Modulation of the late sodium current by ATX-II and ranolazine affects the reverse use-dependence and proarrhythmic liability of IKr blockade


Gan-Xin Yan, Main Line Health Heart Center and the Lankenau Institute for Medical Research, Wynnewood, PA 19096, USA. E-mail:; Lin Yang, The First Hospital, Xi'An Jiaotong University, Xi'An 710061, China. E-mail:


BACKGROUND AND PURPOSE Drug-induced torsades de pointes (TdP) often occurs during bradycardia due to reverse use-dependence. We tested the hypothesis that inhibition or enhancement of late sodium current (INa,L) could modulate the drug-induced reverse use-dependence in QT and Tp-e (an index of dispersion of repolarization), and therefore the liability for TdP.

EXPERIMENTAL APPROACH Arterially perfused rabbit left ventricular wedge preparations were used. Action potentials from the endocardium were recorded simultaneously with a transmural ECG. The effects of Anemonia sulcata toxin (ATX-II) (an INa,L enhancer), d,l-sotalol, clarithromycin and ranolazine (an INa,L blocker) on rate-dependent changes in QT, Tp-e and proarrhythmic events were tested, either alone or in combination. Rate-dependent QT and Tp-e slopes and TdP score (a combined index of TdP liability) were calculated at control and during drug infusion.

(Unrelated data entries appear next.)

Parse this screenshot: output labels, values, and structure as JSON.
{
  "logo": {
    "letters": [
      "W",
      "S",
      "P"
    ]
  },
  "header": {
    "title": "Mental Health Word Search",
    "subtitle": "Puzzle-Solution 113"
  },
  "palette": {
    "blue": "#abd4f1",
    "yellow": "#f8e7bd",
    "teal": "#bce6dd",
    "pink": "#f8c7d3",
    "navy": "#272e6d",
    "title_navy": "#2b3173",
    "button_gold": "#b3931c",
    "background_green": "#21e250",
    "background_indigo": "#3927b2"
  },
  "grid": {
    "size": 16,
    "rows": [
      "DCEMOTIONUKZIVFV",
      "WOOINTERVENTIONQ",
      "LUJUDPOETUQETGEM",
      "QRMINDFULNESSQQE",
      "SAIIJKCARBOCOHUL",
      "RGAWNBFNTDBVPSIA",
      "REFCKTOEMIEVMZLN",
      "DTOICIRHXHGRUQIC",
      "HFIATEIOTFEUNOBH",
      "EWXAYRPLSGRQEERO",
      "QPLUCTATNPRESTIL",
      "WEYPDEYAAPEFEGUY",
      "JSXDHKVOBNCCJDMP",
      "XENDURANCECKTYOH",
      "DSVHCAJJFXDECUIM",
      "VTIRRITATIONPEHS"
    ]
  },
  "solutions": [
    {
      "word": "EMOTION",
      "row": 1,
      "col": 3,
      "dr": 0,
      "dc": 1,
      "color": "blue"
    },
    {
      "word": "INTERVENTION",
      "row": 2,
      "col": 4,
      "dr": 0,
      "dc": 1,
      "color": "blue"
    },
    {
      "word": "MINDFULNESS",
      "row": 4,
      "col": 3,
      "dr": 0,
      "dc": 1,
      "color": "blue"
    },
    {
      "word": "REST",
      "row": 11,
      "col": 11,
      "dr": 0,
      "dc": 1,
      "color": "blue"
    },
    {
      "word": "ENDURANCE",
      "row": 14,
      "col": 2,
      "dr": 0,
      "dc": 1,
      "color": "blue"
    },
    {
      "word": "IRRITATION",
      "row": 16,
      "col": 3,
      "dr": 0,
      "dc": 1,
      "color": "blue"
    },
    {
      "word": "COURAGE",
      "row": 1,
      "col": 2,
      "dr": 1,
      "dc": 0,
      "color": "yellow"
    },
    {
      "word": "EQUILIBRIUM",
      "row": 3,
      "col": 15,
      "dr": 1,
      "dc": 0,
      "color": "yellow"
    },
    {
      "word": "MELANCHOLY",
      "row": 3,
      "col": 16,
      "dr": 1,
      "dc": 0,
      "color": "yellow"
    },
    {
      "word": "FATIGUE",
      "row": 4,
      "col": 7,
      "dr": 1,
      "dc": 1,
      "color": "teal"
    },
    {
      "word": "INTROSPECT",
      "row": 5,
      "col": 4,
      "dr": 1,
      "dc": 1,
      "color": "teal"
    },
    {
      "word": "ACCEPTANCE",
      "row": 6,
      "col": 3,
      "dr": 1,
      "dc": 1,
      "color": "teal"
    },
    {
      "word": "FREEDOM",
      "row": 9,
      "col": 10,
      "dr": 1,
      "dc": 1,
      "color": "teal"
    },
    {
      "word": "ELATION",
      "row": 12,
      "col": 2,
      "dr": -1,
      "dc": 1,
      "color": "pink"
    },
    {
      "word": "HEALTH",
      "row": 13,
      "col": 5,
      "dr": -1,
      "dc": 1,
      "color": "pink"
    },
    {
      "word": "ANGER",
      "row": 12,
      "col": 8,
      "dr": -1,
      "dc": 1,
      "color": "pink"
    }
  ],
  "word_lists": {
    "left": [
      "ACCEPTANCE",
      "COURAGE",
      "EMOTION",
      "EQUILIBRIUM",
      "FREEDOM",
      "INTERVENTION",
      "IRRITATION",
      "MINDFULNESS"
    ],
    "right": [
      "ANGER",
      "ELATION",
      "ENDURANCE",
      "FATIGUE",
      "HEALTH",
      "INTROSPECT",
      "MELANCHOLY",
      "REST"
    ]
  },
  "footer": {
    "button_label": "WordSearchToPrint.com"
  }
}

KEY RESULTS ATX-II (30 nM) and sotalol (300 µM) caused a marked increase in QT and Tp-e intervals, steeper QT-basic cycle length (BCL) and Tp-e-BCL slopes (i.e. reverse use-dependence), and TdP. Addition of ranolazine (15 µM) to ATX-II or sotalol significantly attenuated QT-BCL, Tp-e-BCL slopes and the increased TdP scores. In contrast, clarithromycin (100 µM) moderately prolonged QT and Tp-e without causing R-on-T extrasystole or TdP, but addition of ATX-II (1 nM) to clarithromycin markedly amplified the QT-BCL and Tp-e-BCL slopes and further increased TdP score.

CONCLUSION AND IMPLICATIONS Modulation of INa,L altered drug-induced reverse use-dependence related to QT as well as Tp-e, indicating that inhibition of INa,L can markedly reduce the TdP liability of agents that prolong QT intervals.